Wraz z nadejściem zimowych chłodów na naszych stołach często pojawia się kiszona kapusta. Ktoś je z olejem słonecznikowym, a niektórzy robią z niego winegret lub kapuśniak. Czy jest jakaś korzyść z jedzenia kapusty? Spróbujmy to rozgryźć.
W okresie zimowym, kiedy na stole jest minimum świeżych warzyw i owoców, kapusta kiszona staje się prawdziwym zbawieniem. Ktoś to kupuje, inni gotują własnymi rękami. Ze względu na brak obróbki cieplnej wszystkie witaminy i pierwiastki śladowe pozostają niezmienione, co jest bardzo ważne w okresie niedoboru witamin.

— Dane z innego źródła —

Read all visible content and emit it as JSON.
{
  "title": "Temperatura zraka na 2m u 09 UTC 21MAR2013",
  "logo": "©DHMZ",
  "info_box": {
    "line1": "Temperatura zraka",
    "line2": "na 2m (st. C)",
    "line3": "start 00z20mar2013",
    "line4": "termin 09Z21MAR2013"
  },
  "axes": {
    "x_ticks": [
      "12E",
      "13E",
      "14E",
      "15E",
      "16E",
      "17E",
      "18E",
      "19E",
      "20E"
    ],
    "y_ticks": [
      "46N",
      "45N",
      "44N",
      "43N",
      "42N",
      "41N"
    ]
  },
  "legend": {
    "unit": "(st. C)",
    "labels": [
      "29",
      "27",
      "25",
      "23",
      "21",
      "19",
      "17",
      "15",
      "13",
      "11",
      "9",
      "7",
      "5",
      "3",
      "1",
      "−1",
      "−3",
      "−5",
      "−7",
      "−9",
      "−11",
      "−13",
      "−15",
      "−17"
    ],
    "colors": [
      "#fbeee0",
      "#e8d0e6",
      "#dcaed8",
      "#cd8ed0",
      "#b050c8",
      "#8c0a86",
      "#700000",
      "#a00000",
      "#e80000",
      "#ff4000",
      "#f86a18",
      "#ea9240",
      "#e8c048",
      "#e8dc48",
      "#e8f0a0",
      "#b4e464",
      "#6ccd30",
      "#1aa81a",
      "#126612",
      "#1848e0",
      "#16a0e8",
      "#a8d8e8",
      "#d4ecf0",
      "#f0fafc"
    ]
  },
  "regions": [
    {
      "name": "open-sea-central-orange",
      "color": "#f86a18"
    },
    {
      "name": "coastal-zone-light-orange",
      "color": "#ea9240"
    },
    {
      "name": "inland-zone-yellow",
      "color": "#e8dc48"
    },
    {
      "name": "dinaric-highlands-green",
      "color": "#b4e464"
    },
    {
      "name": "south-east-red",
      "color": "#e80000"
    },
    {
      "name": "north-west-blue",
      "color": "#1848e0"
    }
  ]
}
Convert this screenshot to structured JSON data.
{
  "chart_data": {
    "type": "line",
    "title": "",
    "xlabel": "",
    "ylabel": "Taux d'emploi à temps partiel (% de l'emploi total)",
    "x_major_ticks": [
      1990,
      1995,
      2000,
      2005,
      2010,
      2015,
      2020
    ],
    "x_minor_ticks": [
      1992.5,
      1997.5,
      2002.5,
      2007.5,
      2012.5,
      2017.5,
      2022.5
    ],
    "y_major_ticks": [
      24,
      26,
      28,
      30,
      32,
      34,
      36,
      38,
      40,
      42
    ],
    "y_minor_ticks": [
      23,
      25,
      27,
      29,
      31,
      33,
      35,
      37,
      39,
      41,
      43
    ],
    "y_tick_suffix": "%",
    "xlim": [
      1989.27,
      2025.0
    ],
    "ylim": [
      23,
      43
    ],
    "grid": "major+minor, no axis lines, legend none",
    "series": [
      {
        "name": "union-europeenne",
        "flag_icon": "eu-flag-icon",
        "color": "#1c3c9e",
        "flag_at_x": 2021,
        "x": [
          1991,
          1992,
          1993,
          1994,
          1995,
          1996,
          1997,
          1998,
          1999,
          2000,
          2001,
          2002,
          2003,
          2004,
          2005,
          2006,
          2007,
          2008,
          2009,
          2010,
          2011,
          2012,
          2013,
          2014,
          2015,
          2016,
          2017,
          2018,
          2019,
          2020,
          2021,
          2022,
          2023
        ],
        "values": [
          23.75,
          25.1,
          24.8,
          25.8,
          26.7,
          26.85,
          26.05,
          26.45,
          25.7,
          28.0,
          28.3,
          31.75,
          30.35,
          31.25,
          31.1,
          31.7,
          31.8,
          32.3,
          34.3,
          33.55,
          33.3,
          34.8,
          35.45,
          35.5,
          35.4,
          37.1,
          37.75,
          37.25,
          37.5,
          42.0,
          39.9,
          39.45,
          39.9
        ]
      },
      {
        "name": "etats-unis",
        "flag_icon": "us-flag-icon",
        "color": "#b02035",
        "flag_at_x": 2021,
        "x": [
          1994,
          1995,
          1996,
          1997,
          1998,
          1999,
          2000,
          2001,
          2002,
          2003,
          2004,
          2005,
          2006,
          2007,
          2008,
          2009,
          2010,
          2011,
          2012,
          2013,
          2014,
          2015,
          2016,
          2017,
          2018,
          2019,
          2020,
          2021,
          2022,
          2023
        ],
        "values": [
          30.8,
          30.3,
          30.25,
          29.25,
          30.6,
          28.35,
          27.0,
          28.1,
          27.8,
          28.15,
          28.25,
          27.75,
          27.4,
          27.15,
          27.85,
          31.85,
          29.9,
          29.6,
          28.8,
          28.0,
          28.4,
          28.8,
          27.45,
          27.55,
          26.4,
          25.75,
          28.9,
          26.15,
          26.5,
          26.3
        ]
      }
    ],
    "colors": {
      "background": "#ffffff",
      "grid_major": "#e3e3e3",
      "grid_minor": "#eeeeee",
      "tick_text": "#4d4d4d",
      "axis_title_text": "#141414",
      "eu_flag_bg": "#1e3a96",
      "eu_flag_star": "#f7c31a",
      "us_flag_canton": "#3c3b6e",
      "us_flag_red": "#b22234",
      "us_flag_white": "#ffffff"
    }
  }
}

100 g kiszonej kapusty zawiera 45 mg witaminy C, co stanowi prawie połowę dziennego zapotrzebowania. Regularne spożywanie potraw z kiszonej kapusty stanowi dobrą profilaktykę przeziębień i chorób zakaźnych. Wystarczająco dużo kapusty i witamin z grupy B, odpowiadają za prawidłowe funkcjonowanie układu nerwowego.
Witamina PP pomaga wzmocnić włosy i paznokcie. Oprócz witamin w produkcie obecne są również mikroelementy: potas zapewnia prawidłowe funkcjonowanie układu sercowo-naczyniowego, żelazo poprawia skład krwi, reguluje poziom hemoglobiny, jod stymuluje pracę tarczycy.
U osób, które często spożywają kiszoną kapustę, poziom glukozy we krwi stabilizuje się, a praca narządów trawiennych jest normalizowana. Kapusta pomaga również w walce z nadwagą: przy niskiej kaloryczności zawiera dużą ilość błonnika, co sprawia, że zapewnia uczucie sytości na długi czas. Natomiast jedzenie 100-150 g kapusty na pół godziny przed głównym posiłkiem pomoże tym, którzy chcą przytyć.
Z oczywistymi korzyściami, kapusta kiszona może zaszkodzić. Warto go wykluczyć lub mocno ograniczyć u osób z wysoką kwasowością i chorobą wrzodową.